La nomination d’un commissaire aux comptes

Question : Dans quels cas devons-nous procéder à la nomination d’un commissaire aux comptes ? Dans quelles conditions pourrons-nous mettre fin à son mandat de manière anticipée ?

Réponse de la FFCO : Le Commissaire aux comptes est une personne exerçant à titre libéral une profession réglementée dont le rôle est de contrôler la régularité des écritures comptables des sociétés et la véracité de leurs constatations au regard des documents qui les justifient.

1)            Désignation d’un commissaire aux comptes

Sont tenues de désigner au moins un commissaire aux comptes et un suppléant pour 6 ans :

–             les associations émettant des titres associatifs quelle que soit leur taille;

–             les associations ayant une activité économique atteignant deux des seuils suivants (art.
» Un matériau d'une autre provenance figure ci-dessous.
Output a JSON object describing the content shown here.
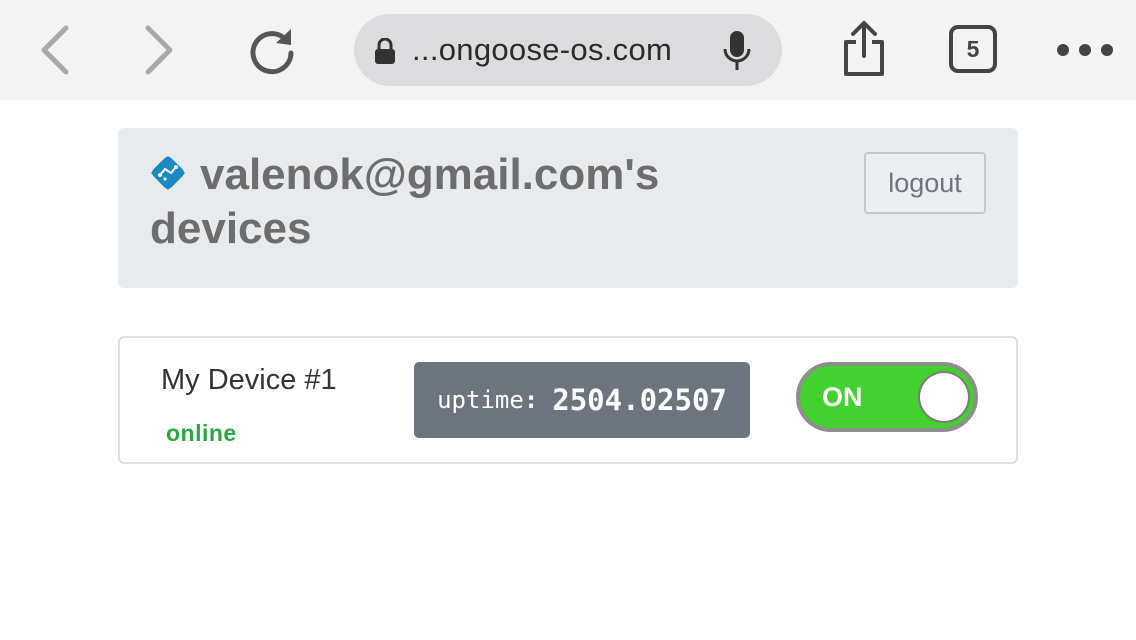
{
  "browser": {
    "url_display": "...ongoose-os.com",
    "tab_count": "5",
    "icons": [
      "chevron-left-icon",
      "chevron-right-icon",
      "reload-icon",
      "lock-icon",
      "microphone-icon",
      "share-icon",
      "more-icon"
    ]
  },
  "header": {
    "title": "valenok@gmail.com's devices",
    "logout_label": "logout",
    "logo_icon": "mongoose-logo-icon",
    "logo_color": "#1b8ac4"
  },
  "device": {
    "name": "My Device #1",
    "status": "online",
    "status_color": "#28a745",
    "uptime_label": "uptime",
    "uptime_separator": ":",
    "uptime_value": "2504.02507",
    "switch_label": "ON",
    "switch_state": true,
    "switch_color": "#42d12f"
  }
}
L. 612-1et L. 621-2 et R. 612-1 c.com – cf. p. 1 de cette fiche) :

  • 50 salariés, liés à l’association par un contrat de travail à durée indéterminée ;
  • 3,1 millions d’euros de chiffre d’affaires ou de ressources, y compris les subventions ;
  • 1,55 millions d’euros de total du bilan (total des montants nets des éléments d’actif).

–              les associations recevant au moins 153.000 € de subventions publiques par an (art. L. 612-4 al. 2 et D. 612-5 c.com – cf. fiche FFCO n° 66);

–              les associations recevant au moins 153.000 € de dons par an (décret n° 2007-644 du 30 avril 2007 – cf. fiche FFCO n° 60);

–              les associations rémunérant un ou plusieurs dirigeants (art. 242 C, annexe II du CGI – cf. fiche FFCO n° 61).

Le commissaire aux comptes a notamment pour mission d’attirer l’attention des dirigeants de l’association sur tout fait de nature à compromettre la continuité de l’activité qu’il a relevé au cours de son contrôle. Il peut inviter à faire délibérer l’organe collégial de l’association, séance à laquelle il sera convoqué.

En cas d’inobservation de ces dispositions ou si, en dépit des décisions prises, il constate que la continuité des activités reste compromise, le commissaire aux comptes établit un rapport spécial. Il peut demander que ce rapport soit adressé aux membres de l’association et qu’il soit présenté à la prochaine assemblée générale.

ATTENTION : Est puni de deux ans d’emprisonnement et d’une amende de 30.000 € le fait, pour tout dirigeant de personne morale tenue d’avoir un commissaire aux comptes, de ne pas provoquer la désignation ou de ne pas le convoquer à toute assemblée générale (art. L. 820-4 c. com.; cf. fiche FFCO n° 50 ; C. Cass. Crim., 8/10/2003 n° 02-880.11).

2)            Fin de mission anticipée du commissaire aux comptes

En principe, lorsque pendant deux exercices successifs, l’association ne dépasse plus les seuils fixés, il peut être mis fin à la mission de commissaire aux comptes par l’organe délibérant appelé à statuer sur les comptes annuels (donc l’AG). Mais lorsqu’il s’agit d’une subvention supérieure à 153000 euros, cette possibilité de mettre fin de manière anticipée à la mission du commissaire aux comptes est écartée (Bull. CNCC 128, 12-2002, p. 590 s.)

En outre, en cas de faute ou d’empêchement, le commissaire aux comptes peut, à la demande de l’organe chargé de l’administration, être relevé de leurs fonctions avant l’expiration normale de celles-ci par décision de justice.

Enfin, le commissaire aux comptes doit, en principe, exercer sa mission jusqu’à son terme normal. Il a cependant le droit de démissionner. Mais la démission, pour ne pas contrevenir au devoir d’honneur et de probité professionnel, doit respecter certaines conditions de fond et de forme. En cas de démission du titulaire, le suppléant accède de plein droit aux fonctions de ce dernier pour la durée restant à courir du mandat (art. L. 823-1 al. 3 c. com.).

En dehors de ces cas particuliers, il n’est pas possible de mettre fin, de manière anticipée, aux missions d’un commissaire aux comptes.